Se analizzato in chiave etimologica, Il termine ‘crisi’ rivela una sfumatura lontana dall’idea di ineluttabilità che ne connota l’accezione odierna, ma che rimanda bensì al concetto di ‘scelta’. In quest’ottica la città di Malmö vive una metamorfosi due volte figlia di una crisi, identificabile da un lato nel generale declino dei sistemi produttivi occidentali, dall’altro nella decisione di aprirsi a un futuro di terziario avanzato e sostenibilità. La storica vocazione produttiva di Malmö era specificamente connessa all’industria navale, ma i cantieri Kockums, una delle principali fonti di impiego della città, iniziarono ad accusare un forte decremento del volume d’affari a partire da metà degli anni settanta. La stagnazione, aggravata dalla crisi petrolifera, si abbatté su un’impresa che aveva appena effettuato un importante investimento, dotandosi per le operazioni di cantiere di una colossale gru a cavalletto, visibile da chilometri di distanza.
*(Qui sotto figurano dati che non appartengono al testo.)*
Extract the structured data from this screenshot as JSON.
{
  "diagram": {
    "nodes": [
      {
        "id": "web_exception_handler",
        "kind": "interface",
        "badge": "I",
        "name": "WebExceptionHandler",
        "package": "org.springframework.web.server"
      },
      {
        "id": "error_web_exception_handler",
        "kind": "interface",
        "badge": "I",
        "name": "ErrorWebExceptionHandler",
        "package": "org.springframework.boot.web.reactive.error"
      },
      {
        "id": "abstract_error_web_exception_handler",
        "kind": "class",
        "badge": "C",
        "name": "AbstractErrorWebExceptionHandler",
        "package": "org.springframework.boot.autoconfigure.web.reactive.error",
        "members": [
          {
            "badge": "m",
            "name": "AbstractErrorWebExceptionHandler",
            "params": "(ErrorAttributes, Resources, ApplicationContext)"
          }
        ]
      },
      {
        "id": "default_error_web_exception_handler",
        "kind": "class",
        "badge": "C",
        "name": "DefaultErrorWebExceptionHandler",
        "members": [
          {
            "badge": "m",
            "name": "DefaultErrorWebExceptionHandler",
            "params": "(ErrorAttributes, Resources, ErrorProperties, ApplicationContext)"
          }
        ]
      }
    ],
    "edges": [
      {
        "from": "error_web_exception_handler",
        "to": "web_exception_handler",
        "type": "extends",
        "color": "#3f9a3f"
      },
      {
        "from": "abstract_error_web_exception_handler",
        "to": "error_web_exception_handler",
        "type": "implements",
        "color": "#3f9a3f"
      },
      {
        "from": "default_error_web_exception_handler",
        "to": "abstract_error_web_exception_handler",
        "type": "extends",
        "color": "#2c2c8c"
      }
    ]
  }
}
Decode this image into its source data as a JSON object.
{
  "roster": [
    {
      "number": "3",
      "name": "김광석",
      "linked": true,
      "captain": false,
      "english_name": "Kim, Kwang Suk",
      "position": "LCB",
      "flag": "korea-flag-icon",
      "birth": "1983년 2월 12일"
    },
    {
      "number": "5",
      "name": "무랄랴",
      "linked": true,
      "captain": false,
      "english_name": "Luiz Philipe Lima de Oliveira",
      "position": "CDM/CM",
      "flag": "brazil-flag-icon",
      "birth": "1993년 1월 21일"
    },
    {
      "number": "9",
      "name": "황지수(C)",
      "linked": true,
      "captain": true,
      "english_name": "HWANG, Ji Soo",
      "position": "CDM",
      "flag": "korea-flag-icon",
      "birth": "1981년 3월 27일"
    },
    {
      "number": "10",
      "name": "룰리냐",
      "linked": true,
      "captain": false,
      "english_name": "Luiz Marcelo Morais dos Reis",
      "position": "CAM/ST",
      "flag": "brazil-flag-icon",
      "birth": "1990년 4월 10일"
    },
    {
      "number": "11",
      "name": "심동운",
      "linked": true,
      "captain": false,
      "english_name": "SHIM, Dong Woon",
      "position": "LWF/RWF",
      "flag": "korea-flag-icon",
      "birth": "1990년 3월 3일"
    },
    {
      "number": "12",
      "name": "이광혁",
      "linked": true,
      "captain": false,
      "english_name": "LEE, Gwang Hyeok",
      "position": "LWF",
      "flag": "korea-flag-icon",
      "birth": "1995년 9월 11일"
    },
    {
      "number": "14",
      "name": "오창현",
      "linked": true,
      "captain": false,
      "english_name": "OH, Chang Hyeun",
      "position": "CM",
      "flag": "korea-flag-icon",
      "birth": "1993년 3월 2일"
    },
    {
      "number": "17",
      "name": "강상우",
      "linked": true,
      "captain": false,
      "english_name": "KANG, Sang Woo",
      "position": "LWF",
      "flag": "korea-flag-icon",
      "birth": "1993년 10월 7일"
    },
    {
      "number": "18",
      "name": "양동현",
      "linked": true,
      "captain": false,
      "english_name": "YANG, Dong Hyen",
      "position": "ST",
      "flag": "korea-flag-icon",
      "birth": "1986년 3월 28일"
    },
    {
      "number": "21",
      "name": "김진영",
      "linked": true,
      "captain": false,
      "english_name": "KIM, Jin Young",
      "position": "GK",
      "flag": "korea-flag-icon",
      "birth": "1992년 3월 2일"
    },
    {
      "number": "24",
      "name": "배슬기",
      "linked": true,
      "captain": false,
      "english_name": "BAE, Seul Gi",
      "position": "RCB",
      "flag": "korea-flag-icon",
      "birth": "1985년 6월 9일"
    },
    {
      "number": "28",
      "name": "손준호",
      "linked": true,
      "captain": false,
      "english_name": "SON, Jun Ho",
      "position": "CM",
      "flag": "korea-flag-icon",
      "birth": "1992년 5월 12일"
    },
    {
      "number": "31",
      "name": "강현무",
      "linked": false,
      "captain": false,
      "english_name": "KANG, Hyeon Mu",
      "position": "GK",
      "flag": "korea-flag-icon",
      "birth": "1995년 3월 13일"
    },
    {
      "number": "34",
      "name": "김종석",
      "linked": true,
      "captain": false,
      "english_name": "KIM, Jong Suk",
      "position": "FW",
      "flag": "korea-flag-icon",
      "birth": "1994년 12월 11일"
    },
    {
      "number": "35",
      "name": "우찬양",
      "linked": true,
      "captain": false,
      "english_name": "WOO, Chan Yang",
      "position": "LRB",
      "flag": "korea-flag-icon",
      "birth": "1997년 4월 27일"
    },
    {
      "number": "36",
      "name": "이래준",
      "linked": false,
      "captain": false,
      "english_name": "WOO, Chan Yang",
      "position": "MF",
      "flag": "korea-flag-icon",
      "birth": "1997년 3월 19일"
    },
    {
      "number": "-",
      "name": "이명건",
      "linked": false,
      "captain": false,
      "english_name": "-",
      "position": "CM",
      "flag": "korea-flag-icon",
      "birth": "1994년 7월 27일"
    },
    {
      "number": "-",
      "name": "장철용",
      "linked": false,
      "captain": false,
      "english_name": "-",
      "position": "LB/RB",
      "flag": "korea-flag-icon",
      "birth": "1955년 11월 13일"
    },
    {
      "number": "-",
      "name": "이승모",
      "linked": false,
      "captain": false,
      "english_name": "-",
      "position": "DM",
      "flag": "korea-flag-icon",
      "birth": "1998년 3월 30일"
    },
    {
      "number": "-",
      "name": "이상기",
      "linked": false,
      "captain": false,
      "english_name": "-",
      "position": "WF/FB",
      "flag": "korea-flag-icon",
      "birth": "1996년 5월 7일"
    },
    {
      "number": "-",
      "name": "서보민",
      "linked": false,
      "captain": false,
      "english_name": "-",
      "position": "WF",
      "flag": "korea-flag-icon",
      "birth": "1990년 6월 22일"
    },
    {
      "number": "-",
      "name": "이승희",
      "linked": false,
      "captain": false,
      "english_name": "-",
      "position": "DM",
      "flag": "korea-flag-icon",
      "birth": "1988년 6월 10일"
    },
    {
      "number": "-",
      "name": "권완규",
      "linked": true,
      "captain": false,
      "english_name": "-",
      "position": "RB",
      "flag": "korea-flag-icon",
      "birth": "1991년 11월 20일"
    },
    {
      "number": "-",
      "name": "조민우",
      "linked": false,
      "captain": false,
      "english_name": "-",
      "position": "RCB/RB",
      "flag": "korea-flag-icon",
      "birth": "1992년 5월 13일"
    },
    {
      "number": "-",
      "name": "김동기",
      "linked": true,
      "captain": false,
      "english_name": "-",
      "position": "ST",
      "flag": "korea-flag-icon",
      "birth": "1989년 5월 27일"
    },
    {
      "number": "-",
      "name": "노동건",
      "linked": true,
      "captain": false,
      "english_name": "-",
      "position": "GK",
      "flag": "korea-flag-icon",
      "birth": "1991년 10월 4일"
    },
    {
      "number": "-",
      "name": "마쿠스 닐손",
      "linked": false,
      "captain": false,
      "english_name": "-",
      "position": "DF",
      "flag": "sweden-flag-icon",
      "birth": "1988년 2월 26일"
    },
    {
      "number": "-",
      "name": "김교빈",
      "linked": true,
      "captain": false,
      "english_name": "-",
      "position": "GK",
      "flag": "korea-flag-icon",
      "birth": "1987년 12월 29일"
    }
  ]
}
La Kockumskranen divenne da subito un landmark carico di un forte valore identitario, ma non venne mai utilizzata a regime, diventando anche il simbolo malinconico di un lento declino. Essa riuscì tuttavia ad avere un ruolo metaforicamente significativo nel processo di rigenerazione della città: poco prima di essere smantellata, le fu affidato il compito di sollevare la fondazioni delle pile centrali del ponte sull’Øresund. La costruzione del ponte accorciò enormemente le distanze fra Malmö e l’Europa, favorendo l’apertura ad un mercato nuovo, attraverso il pendolarismo per e da Copenaghen. Altro fattore del rilancio di Malmö fu la fondazione dell’Università che emancipò la città dalla secolare subordinazione culturale alla vicina Lund, storica sede arcivescovile e universitaria. Il primo nucleo della nuova istituzione fu stabilito proprio nell’ex area Kockums, in un edificio simbolo a firma degli studi Diener & Diener e Fojab: un grande contenitore che reinterpreta la scala e il tipo delle grandi navate industriali, declinandoli secondo criteri di permeabilità e apertura, adeguati ad una grande istituzione culturale pubblica.

L’Università fu il primo passo della riconversione di Västra Hamnen, il porto ovest della città che pochi anni dopo avrebbe ospitato Bo01, una pionieristica, in termini di sostenibilità ambientale, esposizione di architettura residenziale. Un piano semplice, ma articolato, ne definiva i rapporti misurati fra edifici, spazi interni semi-privati e il vasto lungomare pubblico. Le residenze modello sono oggi parte integrante di un più ampio progetto urbano, ancora in corso di realizzazione, che assegna alla torre disegnata da Santiago Calatrava il ruolo di landmark, affidandole il carico di volontà espressiva dell’intero insediamento. Seppure la convenzionale soluzione tipologica spettacolarizzata in una torsione autoreferenziale la esponga a comprensibili critiche, la Turning Torso è dotata di una straordinaria forza designativa dello spazio: determina il fulcro di tensioni spaziali multiscalari e rimanda chiaramente, nell’immaginario collettivo, alla memoria della Kockumskranen.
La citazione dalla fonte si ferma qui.